We arrived in West End exhausted and happy to tie up and rest.  Actually, the weather was okay for us to continue to Florida but we just didn’t have another 10 hours in us.  Besides, once you’re really tired you run the risk of making stupid mistakes.  It’s not worth it to push ahead when you know you should stop.

Old Bahama Bay is still a lovely place. The grounds, pool and beach are beautiful. We had hoped to see Lady of Lorien here but heard from them though email that they were heading straight from Great Sale to Lake Worth and not stopping here. We hope to catch up with them in St. Augustine.
We heard from Onward and they’re still enjoying the southern Bahamas.

After a good night’s rest I did 4 loads of laundry. It was the first time since Emerald Bay so we had several sets of sheets and towels. We also started cleaning up the boat; using unlimited fresh water for the first time in 3 months. The marina has a mandatory $15/day charge for water. Basically, we subsidizing the sport fishing boats that get cleaned every day. Anyway, as long as we have to pay for it, it will go to good use!

By the way, we learned something new this year. Anyone planning to spend time in the Abacos should join the Royal Marsh Harbor Yacht Club. You can’t view the benefits on their web page unless you’re a member but we’ve heard that the marinas offer great deals to members. We will definitely join before returning to the Bahamas.

We met some really nice folks here. Nick is single-handing a Hunter 38 back to Ontario. It’s not his boat (long story) and he’s a sport fisherman in real life with very interesting fishing stories. Skip shared weather information with him as he was planning to leave on Thursday when Chris Parker was expecting severe squalls. (Turned out to be an excellent decision…) In return, Nick gave us some beautiful frozen fish!

We also met Sue and Tony on a Gemini from Annapolis. Turns out they’re the former founders and owners of Performance Cruising. He designed and built Gemini’s for the past 30 years and has some great sailing stories. Now they’re trying out cruising on one of their boats. They are also from Ipswich, England!

I had just finished cleaning the cockpit yesterday afternoon when the skies turned dark and ugly. The storm came up pretty sudden — just after one of the dock guys ran by informing us of a tornado warning. Skip had taken Bailey for a short walk when the storm hit. The wind was blowing so hard that he couldn’t get back on the boat. I hunkered down below while he waited in one of the buildings. Our wind gauge wasn’t reading speed but a neighbor boat saw close to 4o knots.
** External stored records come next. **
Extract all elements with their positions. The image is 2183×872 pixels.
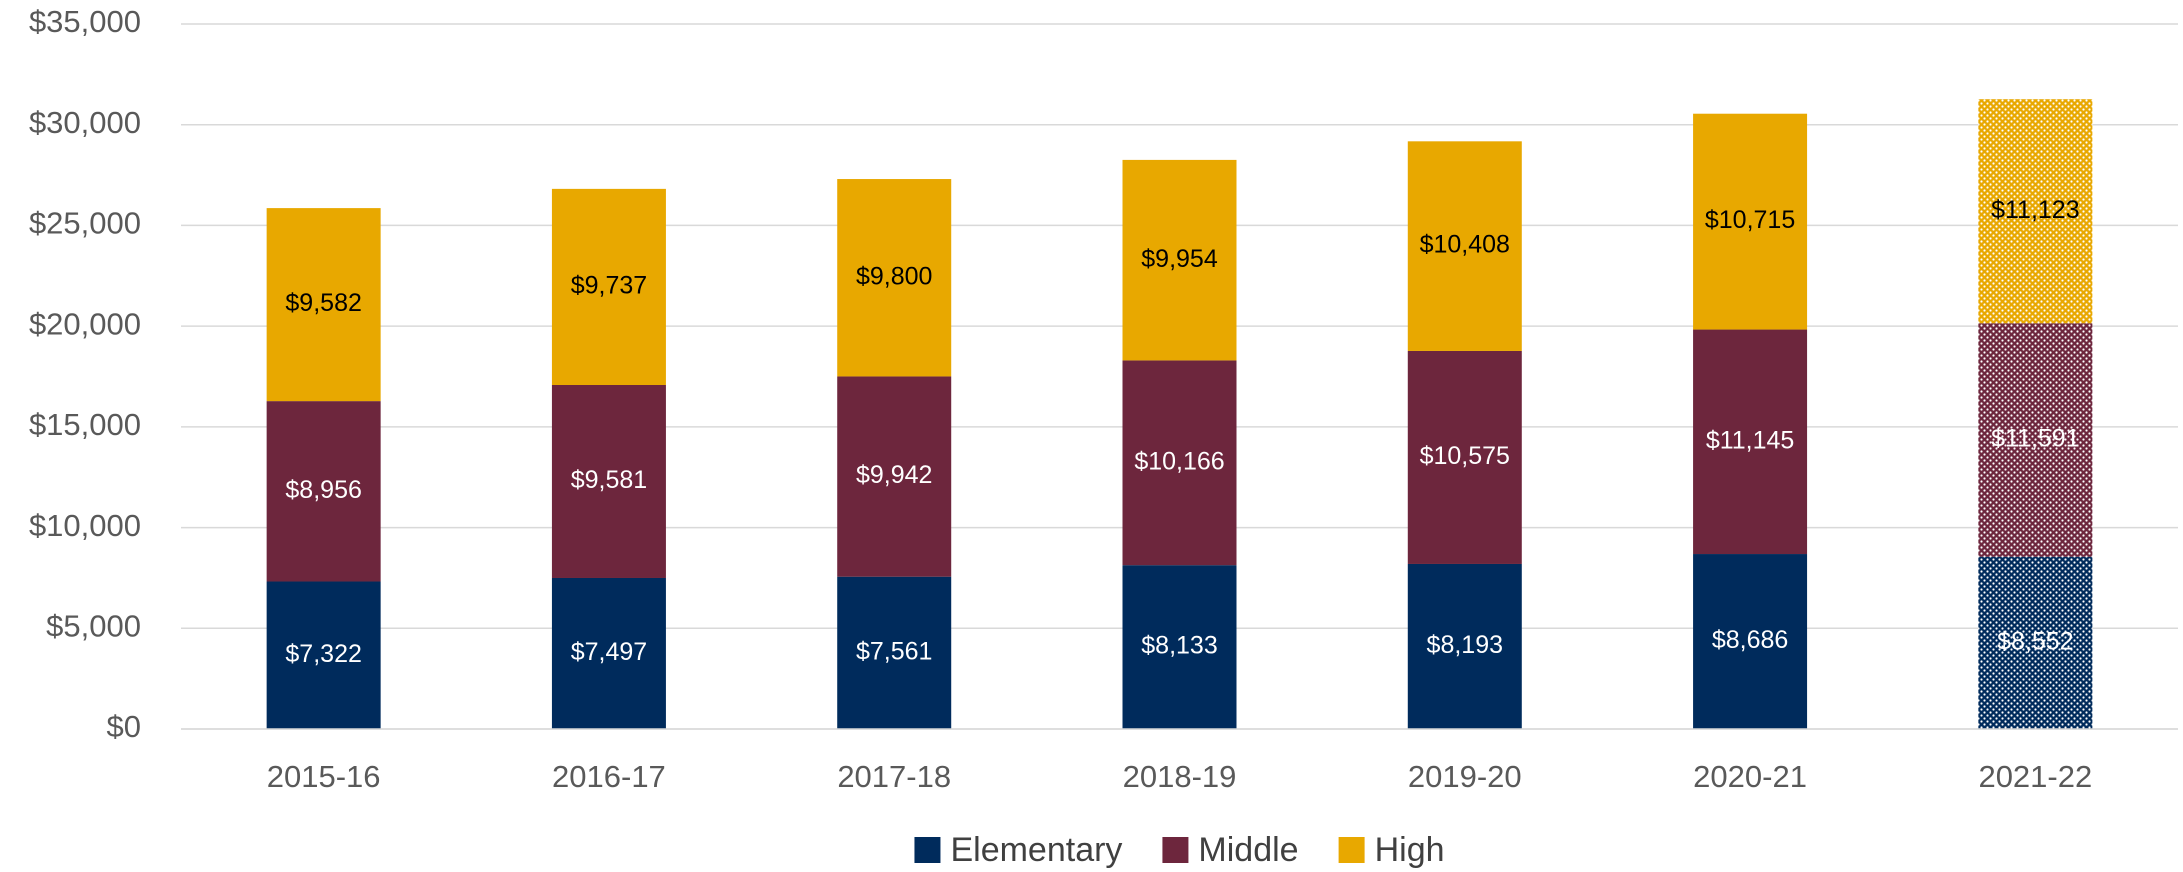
data-label: $8,686 (1712, 626, 1788, 654)
data-label: $9,581 (571, 466, 647, 494)
bar-segment (837, 576, 952, 729)
bar-segment (551, 188, 666, 386)
bar-segment (1978, 556, 2093, 729)
legend-label: High (1375, 831, 1445, 869)
legend-label: Elementary (950, 831, 1122, 869)
bar-segment (266, 208, 381, 402)
data-label: $9,737 (571, 272, 647, 300)
legend: Elementary Middle High (914, 831, 1445, 869)
bar-segment (1978, 99, 2093, 324)
data-label: $8,133 (1141, 632, 1217, 660)
y-tick-label: $30,000 (29, 105, 141, 140)
data-label: $9,942 (856, 461, 932, 489)
bar-segment (1693, 113, 1808, 330)
bar-segment (1693, 554, 1808, 729)
data-label: $11,591 (1991, 425, 2080, 453)
data-label: $7,561 (856, 637, 932, 665)
bar-segment (1122, 565, 1237, 729)
bar-segment (1407, 350, 1522, 564)
x-tick-label: 2021-22 (1978, 759, 2092, 794)
legend-label: Middle (1198, 831, 1298, 869)
data-label: $7,322 (285, 640, 361, 668)
bar-segment (551, 577, 666, 729)
data-label: $10,715 (1705, 206, 1795, 234)
data-label: $11,123 (1991, 196, 2080, 224)
data-label: $9,800 (856, 262, 932, 290)
bar-segment (837, 179, 952, 377)
bar-segment (1978, 323, 2093, 557)
y-tick-label: $25,000 (29, 206, 141, 241)
x-tick-label: 2017-18 (837, 759, 951, 794)
data-label: $10,166 (1134, 447, 1224, 475)
bar-segment (1407, 563, 1522, 729)
data-label: $10,575 (1420, 442, 1510, 470)
legend-swatch (914, 837, 941, 863)
bar-segment (266, 581, 381, 729)
data-label: $9,582 (285, 289, 361, 317)
bar-segment (551, 385, 666, 578)
data-label: $8,956 (285, 476, 361, 504)
data-label: $8,193 (1427, 631, 1503, 659)
bar-segment (837, 376, 952, 577)
data-label: $7,497 (571, 638, 647, 666)
bar-segment (1122, 159, 1237, 361)
bar-segment (1122, 360, 1237, 566)
y-tick-label: $20,000 (29, 306, 141, 341)
data-label: $8,552 (1997, 627, 2073, 655)
bar-segment (266, 401, 381, 582)
y-tick-label: $35,000 (29, 4, 141, 39)
legend-swatch (1338, 837, 1365, 863)
data-label: $9,954 (1141, 245, 1218, 273)
y-tick-label: $0 (107, 709, 141, 744)
y-tick-label: $5,000 (46, 608, 141, 643)
legend-swatch (1162, 837, 1189, 863)
bar-segment (1693, 329, 1808, 555)
x-tick-label: 2018-19 (1123, 759, 1237, 794)
data-label: $11,145 (1706, 426, 1795, 454)
data-label: $10,408 (1420, 231, 1510, 259)
y-tick-label: $10,000 (29, 508, 141, 543)
x-tick-label: 2019-20 (1408, 759, 1522, 794)
x-tick-label: 2020-21 (1693, 759, 1807, 794)
bar-segment (1407, 141, 1522, 351)
x-tick-label: 2016-17 (552, 759, 666, 794)
y-tick-label: $15,000 (29, 407, 141, 442)
x-tick-label: 2015-16 (267, 759, 381, 794)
Just after the storm blew through bedraggled boats started arriving at the marina. How could people be out there in that??!! They must not have heard the same weather reports we heard.   A 50ft Lagoon catamaran was anchored just off the marina in a spot marked ‘poor holding’ on the charts. He came into the marina basin during the storm after they saw 50 knot winds and their anchor started dragging.

Another small sailboat came in with 3 men aboard. They lost their electronics during the storm. A large ketch came in with a shredded head sail.  They were in the bad weather for 4 hours. The crews on these boats looked shell-shocked. A large Hatteras motor boat was towing a small runabout when the 1 1/2 inch towing line snapped. I heard that a guy went in the water to re-attach a line. I don’t think any boat is worth risking your life to save it! Finally, a double masted Freedom sailboat with an elderly couple on board came in just before dark with broken davits and missing dinghy. Their bow-spirit was also damaged (from a previous anchoring disaster) and their rudder was damaged. Those poor folks are heading back after only making it to Spanish Cay and having terrible experiences along the way.
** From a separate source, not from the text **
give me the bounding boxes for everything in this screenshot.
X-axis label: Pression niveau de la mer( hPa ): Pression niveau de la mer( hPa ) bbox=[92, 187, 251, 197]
Bottom line: We have a lot of respect for the weather, wind and sea conditions here in the Bahamas. People who rely on their coastal experience and not good weather-routing advice can run into serious trouble. I think you’re better off not trying to meet a schedule and waiting for better weather conditions.

That said, we’re waiting until Sunday to leave when the seas and the wind are predicted to calm down. We’re also doing daylight trips.  Our first stops will be Lake Worth and then Vero Beach. I’m looking forward to being back in America…(Can’t wait to turn my Blackberry on!!)